S-adenosylmethionine decarboxylase 1 and its related spermidine synthesis mediate PM exposure-induced neuronal apoptosis.

PM exposure is considered harmful to central nerve system, while the specific biochemical mechanism underlying is still unrevealed. Neuronal apoptosis is believed the crucial event in pathogenesis of neurodegenerative diseases, but evidence supporting neuronal apoptosis as the mechanism for PM exposure induced neuronal injury is insufficient. S-adenosylmethionine decarboxylase 1 (AMD1) and its related spermidine synthesis have been shown to associate with cellular apoptosis, but its role in PM exposure induced neuronal apoptosis was rarely reported. The current study was aimed to better understand contribution of AMD1 activity and spermidine in PM exposure induced neuronal apoptosis.

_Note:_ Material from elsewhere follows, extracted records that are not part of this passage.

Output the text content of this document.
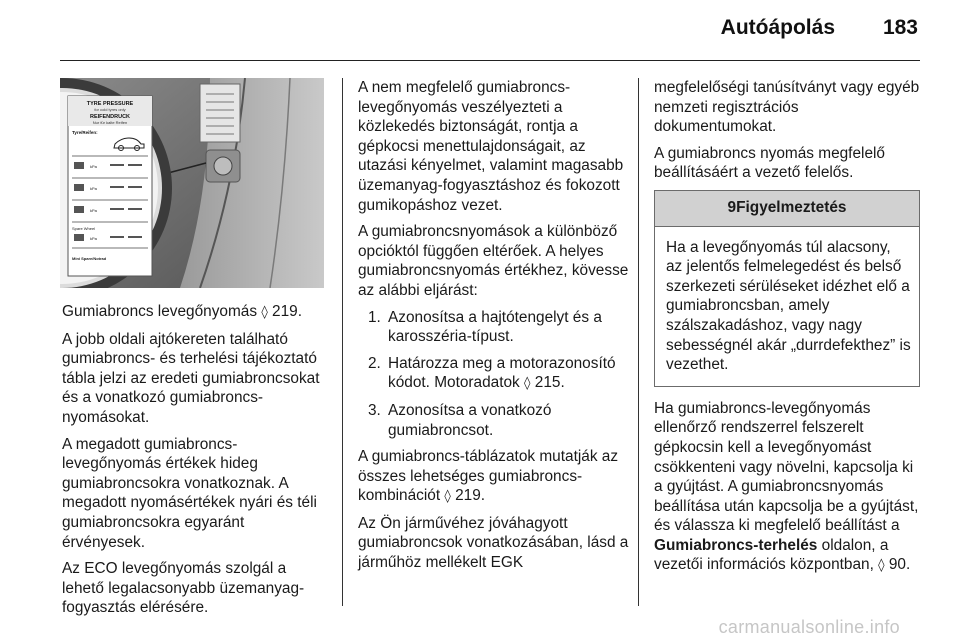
Autóápolás 183
TYRE PRESSURE
for cold tyres only
REIFENDRUCK
Nur für kalte Reifen
Tyre/Reifen:
kPa
kPa
kPa
Spare Wheel
kPa
Mini Spare/Notrad

Gumiabroncs levegőnyomás ◊ 219.

A jobb oldali ajtókereten található gumiabroncs- és terhelési tájékoztató tábla jelzi az eredeti gumiabroncsokat és a vonatkozó gumiabroncs-nyomásokat.

A megadott gumiabroncs-levegőnyomás értékek hideg gumiabroncsokra vonatkoznak. A megadott nyomásértékek nyári és téli gumiabroncsokra egyaránt érvényesek.

Az ECO levegőnyomás szolgál a lehető legalacsonyabb üzemanyag-fogyasztás elérésére.

A nem megfelelő gumiabroncs-levegőnyomás veszélyezteti a közlekedés biztonságát, rontja a gépkocsi menettulajdonságait, az utazási kényelmet, valamint magasabb üzemanyag-fogyasztáshoz és fokozott gumikopáshoz vezet.

A gumiabroncsnyomások a különböző opcióktól függően eltérőek. A helyes gumiabroncsnyomás értékhez, kövesse az alábbi eljárást:

1. Azonosítsa a hajtótengelyt és a karosszéria-típust.
2. Határozza meg a motorazonosító kódot. Motoradatok ◊ 215.
3. Azonosítsa a vonatkozó gumiabroncsot.

A gumiabroncs-táblázatok mutatják az összes lehetséges gumiabroncs-kombinációt ◊ 219.

Az Ön járművéhez jóváhagyott gumiabroncsok vonatkozásában, lásd a járműhöz mellékelt EGK

megfelelőségi tanúsítványt vagy egyéb nemzeti regisztrációs dokumentumokat.

A gumiabroncs nyomás megfelelő beállításáért a vezető felelős.

9Figyelmeztetés
Ha a levegőnyomás túl alacsony, az jelentős felmelegedést és belső szerkezeti sérüléseket idézhet elő a gumiabroncsban, amely szálszakadáshoz, vagy nagy sebességnél akár „durrdefekthez” is vezethet.

Ha gumiabroncs-levegőnyomás ellenőrző rendszerrel felszerelt gépkocsin kell a levegőnyomást csökkenteni vagy növelni, kapcsolja ki a gyújtást. A gumiabroncsnyomás beállítása után kapcsolja be a gyújtást, és válassza ki megfelelő beállítást a Gumiabroncs-terhelés oldalon, a vezetői információs központban, ◊ 90.

carmanualsonline.info
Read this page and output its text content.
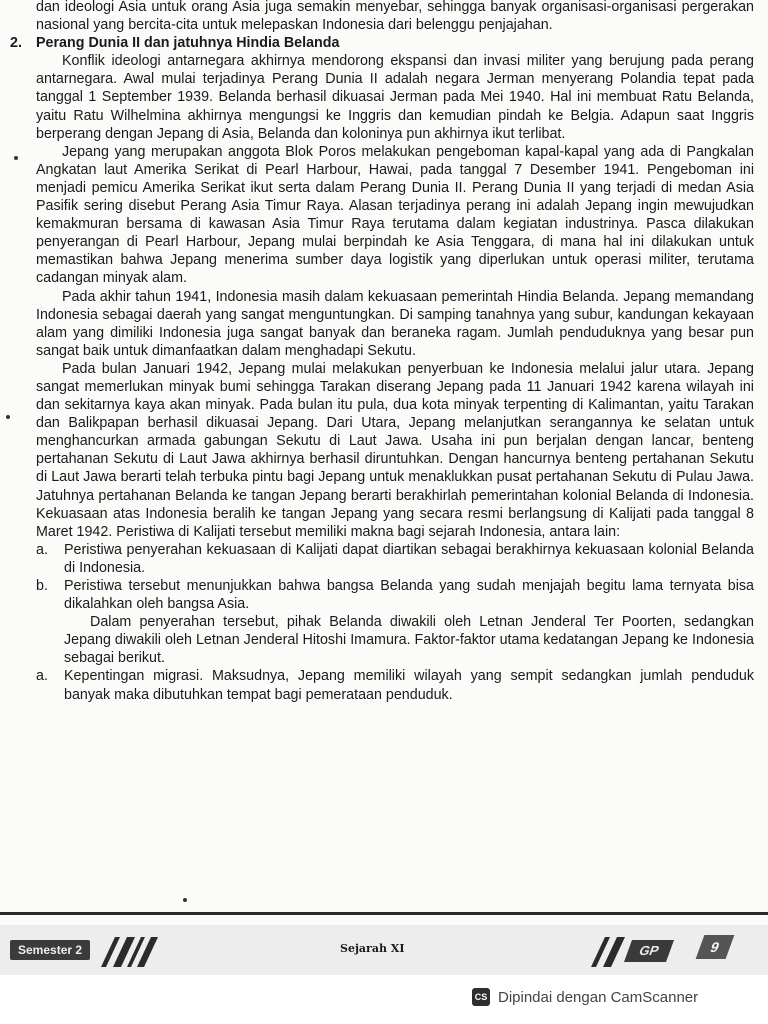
dan ideologi Asia untuk orang Asia juga semakin menyebar, sehingga banyak organisasi-organisasi pergerakan nasional yang bercita-cita untuk melepaskan Indonesia dari belenggu penjajahan.

2. Perang Dunia II dan jatuhnya Hindia Belanda

Konflik ideologi antarnegara akhirnya mendorong ekspansi dan invasi militer yang berujung pada perang antarnegara. Awal mulai terjadinya Perang Dunia II adalah negara Jerman menyerang Polandia tepat pada tanggal 1 September 1939. Belanda berhasil dikuasai Jerman pada Mei 1940. Hal ini membuat Ratu Belanda, yaitu Ratu Wilhelmina akhirnya mengungsi ke Inggris dan kemudian pindah ke Belgia. Adapun saat Inggris berperang dengan Jepang di Asia, Belanda dan koloninya pun akhirnya ikut terlibat.

Jepang yang merupakan anggota Blok Poros melakukan pengeboman kapal-kapal yang ada di Pangkalan Angkatan laut Amerika Serikat di Pearl Harbour, Hawai, pada tanggal 7 Desember 1941. Pengeboman ini menjadi pemicu Amerika Serikat ikut serta dalam Perang Dunia II. Perang Dunia II yang terjadi di medan Asia Pasifik sering disebut Perang Asia Timur Raya. Alasan terjadinya perang ini adalah Jepang ingin mewujudkan kemakmuran bersama di kawasan Asia Timur Raya terutama dalam kegiatan industrinya. Pasca dilakukan penyerangan di Pearl Harbour, Jepang mulai berpindah ke Asia Tenggara, di mana hal ini dilakukan untuk memastikan bahwa Jepang menerima sumber daya logistik yang diperlukan untuk operasi militer, terutama cadangan minyak alam.

Pada akhir tahun 1941, Indonesia masih dalam kekuasaan pemerintah Hindia Belanda. Jepang memandang Indonesia sebagai daerah yang sangat menguntungkan. Di samping tanahnya yang subur, kandungan kekayaan alam yang dimiliki Indonesia juga sangat banyak dan beraneka ragam. Jumlah penduduknya yang besar pun sangat baik untuk dimanfaatkan dalam menghadapi Sekutu.

Pada bulan Januari 1942, Jepang mulai melakukan penyerbuan ke Indonesia melalui jalur utara. Jepang sangat memerlukan minyak bumi sehingga Tarakan diserang Jepang pada 11 Januari 1942 karena wilayah ini dan sekitarnya kaya akan minyak. Pada bulan itu pula, dua kota minyak terpenting di Kalimantan, yaitu Tarakan dan Balikpapan berhasil dikuasai Jepang. Dari Utara, Jepang melanjutkan serangannya ke selatan untuk menghancurkan armada gabungan Sekutu di Laut Jawa. Usaha ini pun berjalan dengan lancar, benteng pertahanan Sekutu di Laut Jawa akhirnya berhasil diruntuhkan. Dengan hancurnya benteng pertahanan Sekutu di Laut Jawa berarti telah terbuka pintu bagi Jepang untuk menaklukkan pusat pertahanan Sekutu di Pulau Jawa. Jatuhnya pertahanan Belanda ke tangan Jepang berarti berakhirlah pemerintahan kolonial Belanda di Indonesia. Kekuasaan atas Indonesia beralih ke tangan Jepang yang secara resmi berlangsung di Kalijati pada tanggal 8 Maret 1942. Peristiwa di Kalijati tersebut memiliki makna bagi sejarah Indonesia, antara lain:

a.	Peristiwa penyerahan kekuasaan di Kalijati dapat diartikan sebagai berakhirnya kekuasaan kolonial Belanda di Indonesia.
b.	Peristiwa tersebut menunjukkan bahwa bangsa Belanda yang sudah menjajah begitu lama ternyata bisa dikalahkan oleh bangsa Asia.

Dalam penyerahan tersebut, pihak Belanda diwakili oleh Letnan Jenderal Ter Poorten, sedangkan Jepang diwakili oleh Letnan Jenderal Hitoshi Imamura. Faktor-faktor utama kedatangan Jepang ke Indonesia sebagai berikut.

a.	Kepentingan migrasi. Maksudnya, Jepang memiliki wilayah yang sempit sedangkan jumlah penduduk banyak maka dibutuhkan tempat bagi pemerataan penduduk.
Semester 2	Sejarah XI	GP	9
CS Dipindai dengan CamScanner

Sixteen C57BL/6 male mice were randomly divided and kept into ambient PM chamber or filtered air chamber for 6 months to establish the mouse model of whole-body ambient PM chronic exposure. In parallel, PC12 cells and primary hippocampal neurons were applied for various concentrations of PM treatment (0, 25, 50, 100, 200, and 400 μg/mL) to explore the possible cellular and molecular mechanism which may be critically involved in the process. Results showed that PM exposure triggered neuronal apoptosis with increased expression of Bax/Bcl-2 and cleaved caspase-3. PM exposure reduced AMD1 expression and spermidine synthesis. AMD1 inhibition could mimic PM exposure induced neuronal apoptosis. Spermidine supplementation rescued against neurotoxicity and inhibited PM induced apoptosis via impaired depolarization of mitochondrial membrane potential and reduced mitochondrial apoptosis related proteins. In summary, our work demonstrated that exposure to PM led to neuronal apoptosis, which may be the key event in the process of air pollution induced neurodegenerative diseases. AMD1 and spermidine associated with neuronal apoptosis induced by PM exposure, which was at least partially dependent on mitochondria mediated pathway.